Everyone is putting up their Thanksgiving posts. Mostly memories of past holidays, and mostly bad memories of past bad holidays. And a few pre-emptive bad memories, when someone predicts how awkward and awful his weekend will be, and how full of arguments and dramatic confrontations and unpleasant, understated, tight-lipped heart-to-hearts about the gay brother of the brother-in-law.
And I have to say, I can’t relate. I don’t have family issues. At all. We (my brothers and sisters and I) are so close we don’t even think about being close. We hang out all the time, we have dinner together on Sundays most weeks. We’re softball teammates, drinking buddies, and best friends.
I don’t know, maybe it sounds like bragging. Maybe it is bragging. But indulge me here. These people are the best.
I’m leaving in a couple of hours for Michigan, where we will hunt, lie around, drink and eat. I’m leaving work early to grab my brother and sister in the city (with my brother’s car), and we’re going to hit the road. And it’s going to be a blast.
I was reminded of good family by this post, and I think it’s because it mentions prayer, and recognizes prayer as an important part of coming together and staying together as a family. We pray in my family. We’re real, honest-to-goodness Catholics who go to Mass every Sunday, and believe that there are such things as mortal sins and hell.
And it’s not morbid, it’s glorious. I’ll say a prayer for all of you who don’t know where you are in your life, and maybe you can say a prayer for me. Happy thanksgiving.
Don’t even get me started on my extended family (again, no issues, pure bliss). This is an email exchange I just had with my cousin who delights me.
Her: hey, I just wrote my own defense of poesie. Take a look and see if you agree.
"What is the good of reading?" I cannot leave a question like that unanswered. It would be a betrayal of everything I believe in. So, I am sorry if you are over it and are not interested, but I have to respond with the answer that came to me while I was (guess what) reading.
Reading is beneficial in too many ways to enumerate, but I will give the top four.
1. Superficially. (I have to put this first so that hopefully you will forget about it by the time you get to the end.) People will look at a person who is reading a book, and will think "wow, this person is intelligent, sensitive, and cultured! Cool!" This is, of course, not a good reason to read, but it doesn't hurt the cause.
2. Practically. Reading will help with grammar, spelling and style. Since our use of language and communication is one of the things that separate the human from the animal, doesn't it make sense that we should speak and write this language correctly? And really, there is no better way to get in the habit of speaking properly than by reading.
3. Intellectually. Reading stimualtes the mind, and sharpens the imagination of the reader. It leaves the reader with a sense of interest and wonderment in the world around him. The habitual reader will question theories, explore ideas, and will think inventively and creatively. A reading mind is an active mind that will never go dull.
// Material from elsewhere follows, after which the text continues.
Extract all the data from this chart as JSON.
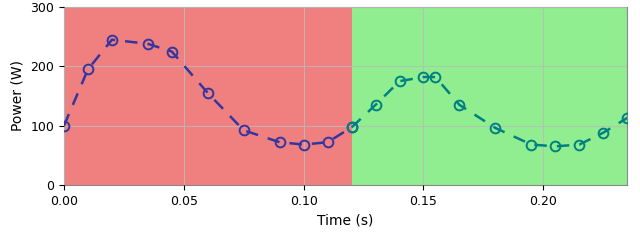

4. Truthfully/Philosophically. (This is the most important reason). Reading provides a completely unique creative escape, that cannot be experienced through any other activity such as watching tv. One might think that watching a movie, which creates a new world of imagination, would supply the watcher with as much creative scope and intellectual fuel as a book. This is incorrect. A movie spoon feeds the reader every single aspect of the created world. Nothing is left to the character's imagination. The watcher cannot imagine how the characters look, how they speak, how they interact with each other. Everything is decided for them by the moviemaker and forced upon them. When reading however, the writer and the reader combine forces to create a completely personal experience. The reader can provide the emotions and the subtle inflections which transform a plain volume of paper and ink into a different world. The reader is the partial creator of this world, since the writer is limited as to what he can portray through the written word. The writer provides the base, the walls and the roof. The reader enters this structure, and provides his own individual embellishment and decoration. In other words, (and I CANNOT help using this cliche. It's really screaming to be used.) The reader makes the house a home.
Me: Very nice. I am going to put it on the internet.
Isn't it fun being smart? Seriously, I can't imagine how boring it would be to be dumb.
ps - guess who is leaving for Michigan in an hour and a half. I'll give you a hint-- it's me.
Her: don't put it on the internet!!! People will plagiarize me!
Me: I'm totally putting it on the internet. I'm not even joking a little bit.